“Anyone could actually use ChatGPT to write up a phishing kit, or they can actually go to GitHub and download a phishing kit,” he said during Cyber Daily’s “The State of Trust: Navigating the future of compliance and security” webcast.

Haw adds that these methods have “actually accelerated those attacks through the use of AI”, to the point where what once took weeks, now takes days.

This rise has had very real results, with Haw adding that the risk increase has been dramatic in just the last year.

“The risk has elevated from 55 per cent last year to 72 per cent. That’s a dramatic increase, right? And the biggest challenge or threat I’m seeing is that in a week, organisations will be experiencing 56 per cent of a threat happening. It’s like you’re going to have a threat attack at least once in a week. And if you span it across a month, the expectation is you’re getting a 76 per cent chance of being attacked,” he said.

Backing this up is that Vanta’s report found 72 per cent of security decision-makers in the survey say risk has never been higher.

However, company budgets aren’t keeping up with the increased threat.

Tony Vizza, founder and managing partner of Novera, said companies are often balancing budgets on other priorities.

“Cyber’s not the only risk they’re dealing with. So often they’re needing to balance where they spend to mitigate an organisation’s risk,” he said.

“And it could just so happen that in one particular year, cyber may not be the priority, or AI risk may not be the priority.”

Vizza added that there has been a shift towards solving the risk on a wider scale with government regulation, which companies need to ensure they comply with.

“There’s a lot of impetus from people generally who are sick of having their information divulged publicly and ending up on the dark web. So there is more of a call to action to actually solve this as a risk,” he said.

“We’re seeing that take place. There’s a lot of guidance that comes from bodies to say, look, you need to be doing more in your cyber.
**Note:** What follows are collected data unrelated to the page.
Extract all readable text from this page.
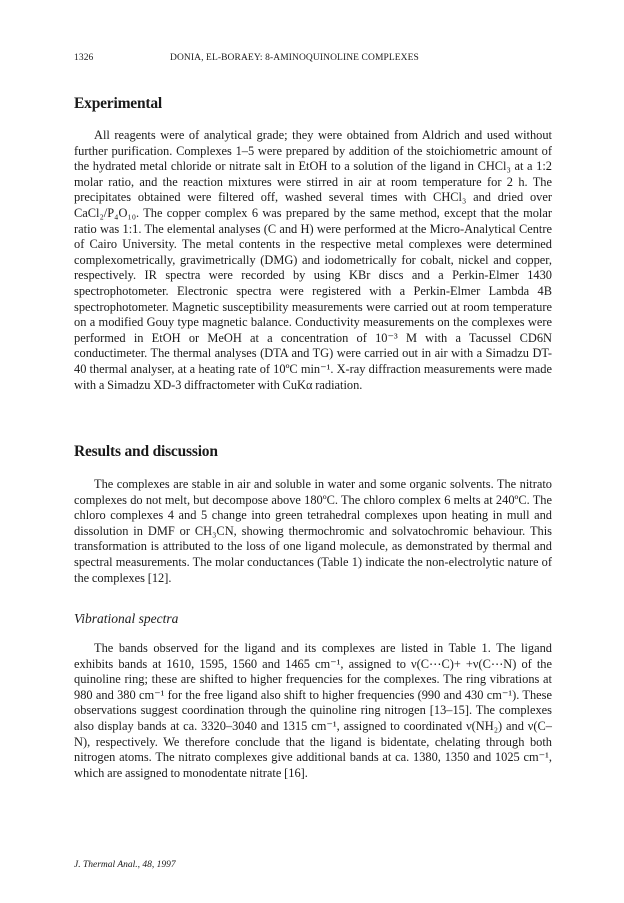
1326	DONIA, EL-BORAEY: 8-AMINOQUINOLINE COMPLEXES
Experimental

All reagents were of analytical grade; they were obtained from Aldrich and used without further purification. Complexes 1–5 were prepared by addition of the stoichiometric amount of the hydrated metal chloride or nitrate salt in EtOH to a solution of the ligand in CHCl₃ at a 1:2 molar ratio, and the reaction mixtures were stirred in air at room temperature for 2 h. The precipitates obtained were filtered off, washed several times with CHCl₃ and dried over CaCl₂/P₄O₁₀. The copper complex 6 was prepared by the same method, except that the molar ratio was 1:1. The elemental analyses (C and H) were performed at the Micro-Analytical Centre of Cairo University. The metal contents in the respective metal complexes were determined complexometrically, gravimetrically (DMG) and iodometrically for cobalt, nickel and copper, respectively. IR spectra were recorded by using KBr discs and a Perkin-Elmer 1430 spectrophotometer. Electronic spectra were registered with a Perkin-Elmer Lambda 4B spectrophotometer. Magnetic susceptibility measurements were carried out at room temperature on a modified Gouy type magnetic balance. Conductivity measurements on the complexes were performed in EtOH or MeOH at a concentration of 10⁻³ M with a Tacussel CD6N conductimeter. The thermal analyses (DTA and TG) were carried out in air with a Simadzu DT-40 thermal analyser, at a heating rate of 10ºC min⁻¹. X-ray diffraction measurements were made with a Simadzu XD-3 diffractometer with CuKα radiation.

Results and discussion

The complexes are stable in air and soluble in water and some organic solvents. The nitrato complexes do not melt, but decompose above 180ºC. The chloro complex 6 melts at 240ºC. The chloro complexes 4 and 5 change into green tetrahedral complexes upon heating in mull and dissolution in DMF or CH₃CN, showing thermochromic and solvatochromic behaviour. This transformation is attributed to the loss of one ligand molecule, as demonstrated by thermal and spectral measurements. The molar conductances (Table 1) indicate the non-electrolytic nature of the complexes [12].

Vibrational spectra

The bands observed for the ligand and its complexes are listed in Table 1. The ligand exhibits bands at 1610, 1595, 1560 and 1465 cm⁻¹, assigned to ν(C⋯C)+ +ν(C⋯N) of the quinoline ring; these are shifted to higher frequencies for the complexes. The ring vibrations at 980 and 380 cm⁻¹ for the free ligand also shift to higher frequencies (990 and 430 cm⁻¹). These observations suggest coordination through the quinoline ring nitrogen [13–15]. The complexes also display bands at ca. 3320–3040 and 1315 cm⁻¹, assigned to coordinated ν(NH₂) and ν(C–N), respectively. We therefore conclude that the ligand is bidentate, chelating through both nitrogen atoms. The nitrato complexes give additional bands at ca. 1380, 1350 and 1025 cm⁻¹, which are assigned to monodentate nitrate [16].

J. Thermal Anal., 48, 1997
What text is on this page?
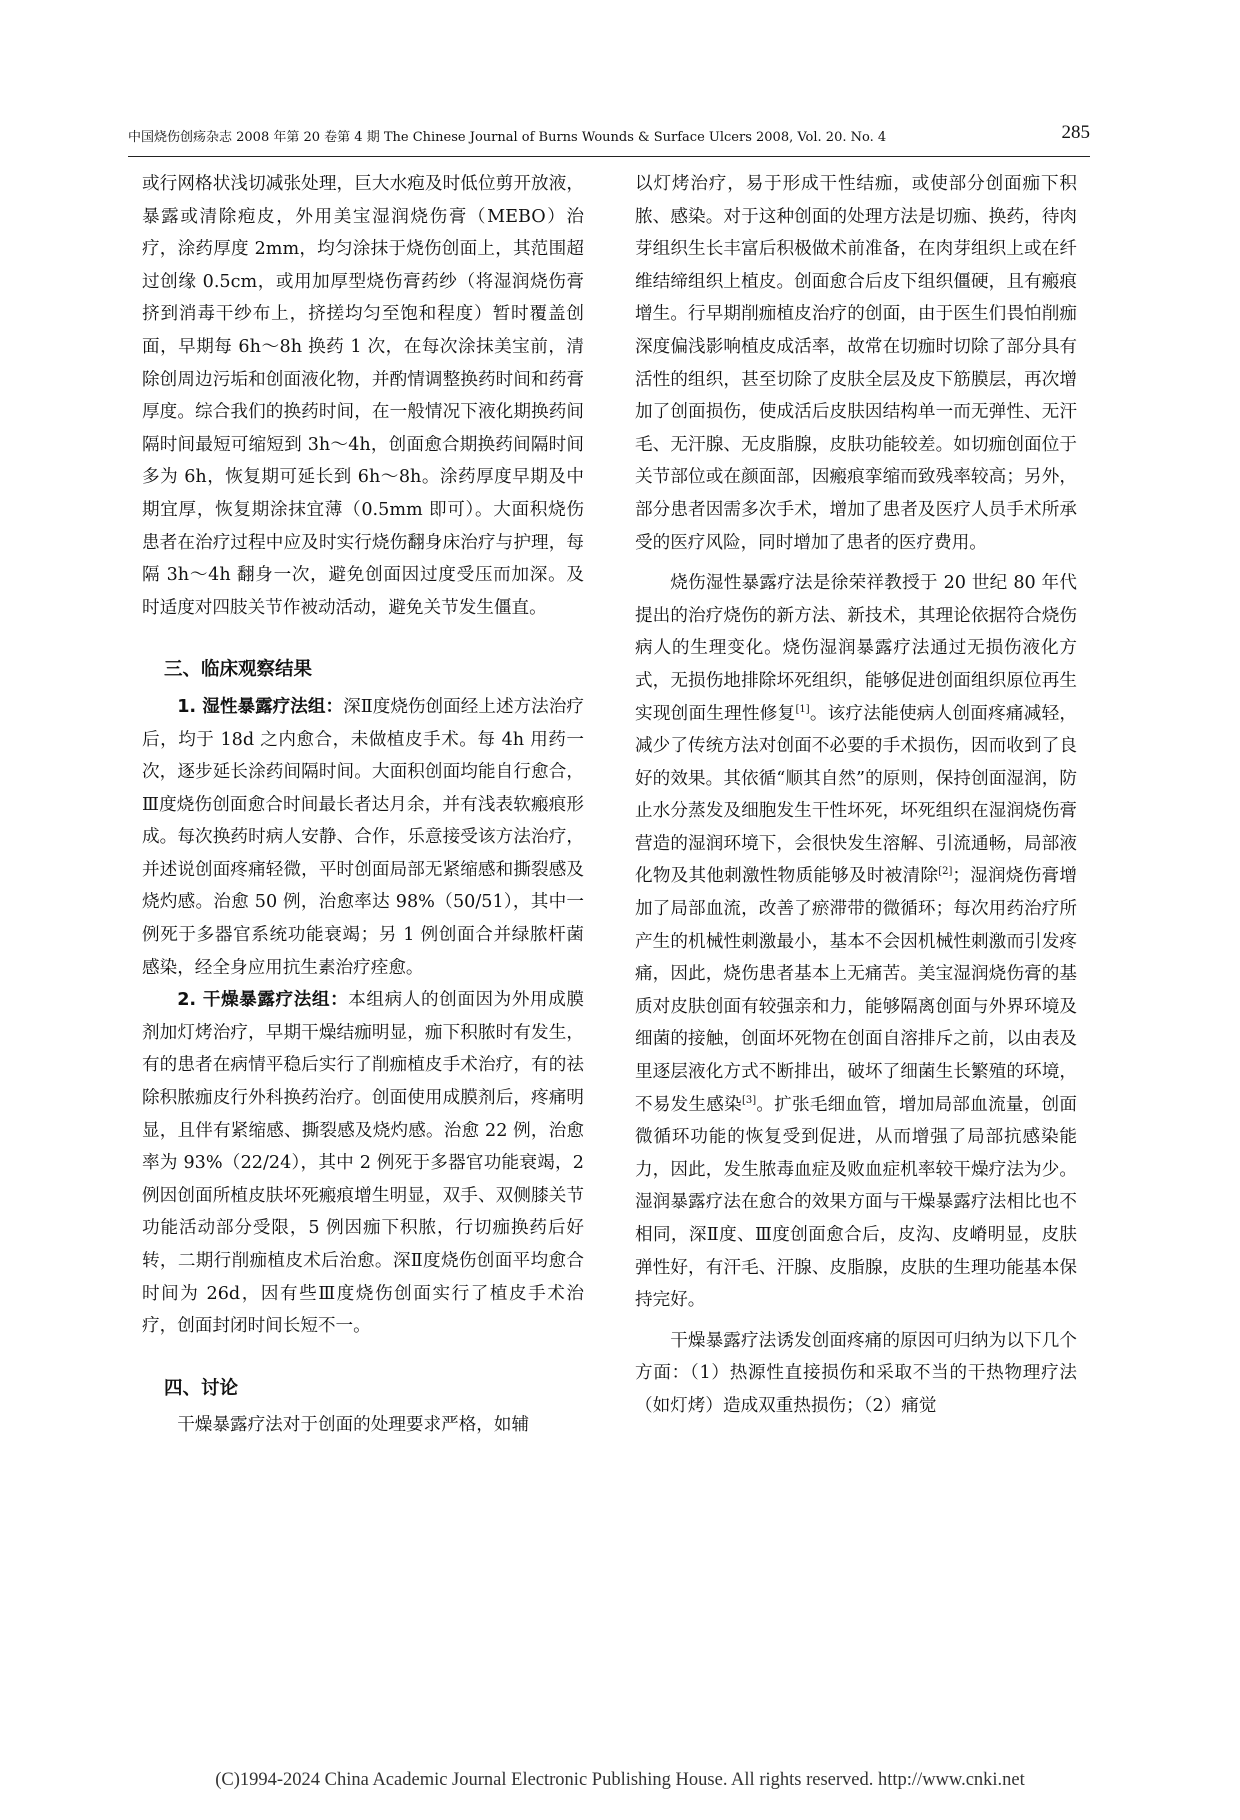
中国烧伤创疡杂志 2008 年第 20 卷第 4 期 The Chinese Journal of Burns Wounds & Surface Ulcers 2008, Vol. 20. No. 4	285

或行网格状浅切减张处理，巨大水疱及时低位剪开放液，暴露或清除疱皮，外用美宝湿润烧伤膏（MEBO）治疗，涂药厚度 2mm，均匀涂抹于烧伤创面上，其范围超过创缘 0.5cm，或用加厚型烧伤膏药纱（将湿润烧伤膏挤到消毒干纱布上，挤搓均匀至饱和程度）暂时覆盖创面，早期每 6h～8h 换药 1 次，在每次涂抹美宝前，清除创周边污垢和创面液化物，并酌情调整换药时间和药膏厚度。综合我们的换药时间，在一般情况下液化期换药间隔时间最短可缩短到 3h～4h，创面愈合期换药间隔时间多为 6h，恢复期可延长到 6h～8h。涂药厚度早期及中期宜厚，恢复期涂抹宜薄（0.5mm 即可）。大面积烧伤患者在治疗过程中应及时实行烧伤翻身床治疗与护理，每隔 3h～4h 翻身一次，避免创面因过度受压而加深。及时适度对四肢关节作被动活动，避免关节发生僵直。

三、临床观察结果

1. 湿性暴露疗法组：深Ⅱ度烧伤创面经上述方法治疗后，均于 18d 之内愈合，未做植皮手术。每 4h 用药一次，逐步延长涂药间隔时间。大面积创面均能自行愈合，Ⅲ度烧伤创面愈合时间最长者达月余，并有浅表软瘢痕形成。每次换药时病人安静、合作，乐意接受该方法治疗，并述说创面疼痛轻微，平时创面局部无紧缩感和撕裂感及烧灼感。治愈 50 例，治愈率达 98%（50/51），其中一例死于多器官系统功能衰竭；另 1 例创面合并绿脓杆菌感染，经全身应用抗生素治疗痊愈。

2. 干燥暴露疗法组：本组病人的创面因为外用成膜剂加灯烤治疗，早期干燥结痂明显，痂下积脓时有发生，有的患者在病情平稳后实行了削痂植皮手术治疗，有的祛除积脓痂皮行外科换药治疗。创面使用成膜剂后，疼痛明显，且伴有紧缩感、撕裂感及烧灼感。治愈 22 例，治愈率为 93%（22/24），其中 2 例死于多器官功能衰竭，2 例因创面所植皮肤坏死瘢痕增生明显，双手、双侧膝关节功能活动部分受限，5 例因痂下积脓，行切痂换药后好转，二期行削痂植皮术后治愈。深Ⅱ度烧伤创面平均愈合时间为 26d，因有些Ⅲ度烧伤创面实行了植皮手术治疗，创面封闭时间长短不一。

四、讨论

干燥暴露疗法对于创面的处理要求严格，如辅

以灯烤治疗，易于形成干性结痂，或使部分创面痂下积脓、感染。对于这种创面的处理方法是切痂、换药，待肉芽组织生长丰富后积极做术前准备，在肉芽组织上或在纤维结缔组织上植皮。创面愈合后皮下组织僵硬，且有瘢痕增生。行早期削痂植皮治疗的创面，由于医生们畏怕削痂深度偏浅影响植皮成活率，故常在切痂时切除了部分具有活性的组织，甚至切除了皮肤全层及皮下筋膜层，再次增加了创面损伤，使成活后皮肤因结构单一而无弹性、无汗毛、无汗腺、无皮脂腺，皮肤功能较差。如切痂创面位于关节部位或在颜面部，因瘢痕挛缩而致残率较高；另外，部分患者因需多次手术，增加了患者及医疗人员手术所承受的医疗风险，同时增加了患者的医疗费用。

烧伤湿性暴露疗法是徐荣祥教授于 20 世纪 80 年代提出的治疗烧伤的新方法、新技术，其理论依据符合烧伤病人的生理变化。烧伤湿润暴露疗法通过无损伤液化方式，无损伤地排除坏死组织，能够促进创面组织原位再生实现创面生理性修复[1]。该疗法能使病人创面疼痛减轻，减少了传统方法对创面不必要的手术损伤，因而收到了良好的效果。其依循“顺其自然”的原则，保持创面湿润，防止水分蒸发及细胞发生干性坏死，坏死组织在湿润烧伤膏营造的湿润环境下，会很快发生溶解、引流通畅，局部液化物及其他刺激性物质能够及时被清除[2]；湿润烧伤膏增加了局部血流，改善了瘀滞带的微循环；每次用药治疗所产生的机械性刺激最小，基本不会因机械性刺激而引发疼痛，因此，烧伤患者基本上无痛苦。美宝湿润烧伤膏的基质对皮肤创面有较强亲和力，能够隔离创面与外界环境及细菌的接触，创面坏死物在创面自溶排斥之前，以由表及里逐层液化方式不断排出，破坏了细菌生长繁殖的环境，不易发生感染[3]。扩张毛细血管，增加局部血流量，创面微循环功能的恢复受到促进，从而增强了局部抗感染能力，因此，发生脓毒血症及败血症机率较干燥疗法为少。湿润暴露疗法在愈合的效果方面与干燥暴露疗法相比也不相同，深Ⅱ度、Ⅲ度创面愈合后，皮沟、皮嵴明显，皮肤弹性好，有汗毛、汗腺、皮脂腺，皮肤的生理功能基本保持完好。

干燥暴露疗法诱发创面疼痛的原因可归纳为以下几个方面：（1）热源性直接损伤和采取不当的干热物理疗法（如灯烤）造成双重热损伤；（2）痛觉

(C)1994-2024 China Academic Journal Electronic Publishing House. All rights reserved. http://www.cnki.net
If not, we’re gonna start chasing you.

“So the answer I think would come down to ensuring that people who work in this space can communicate the benefit of what they’re doing to the board, so they understand that, look, you’re gonna spend this money, we’re asking for this money, but this is the outcome we are gonna get in terms of risk management and risk mitigation.”

Vizza highlighted that this is still a difficult conversation to have with boards, as they have an exact view of what cyber is and what tools they can get to fight threats.

“But if it’s explained in a way that shows to the business what we are doing, and the fact that it underpins every single business out there today, and the importance of that risk management, then they’re more likely to get that buy-in,” he said.

The other deterrent to growing budgets is the limitations businesses face in the current economic climate, meaning getting funding to fight cyber threats only becomes more difficult.

“A lot of organisations are doing it tougher. And we accept that. So it becomes incumbent on us to make a really compelling business case as to that extra spend,” Vizza said.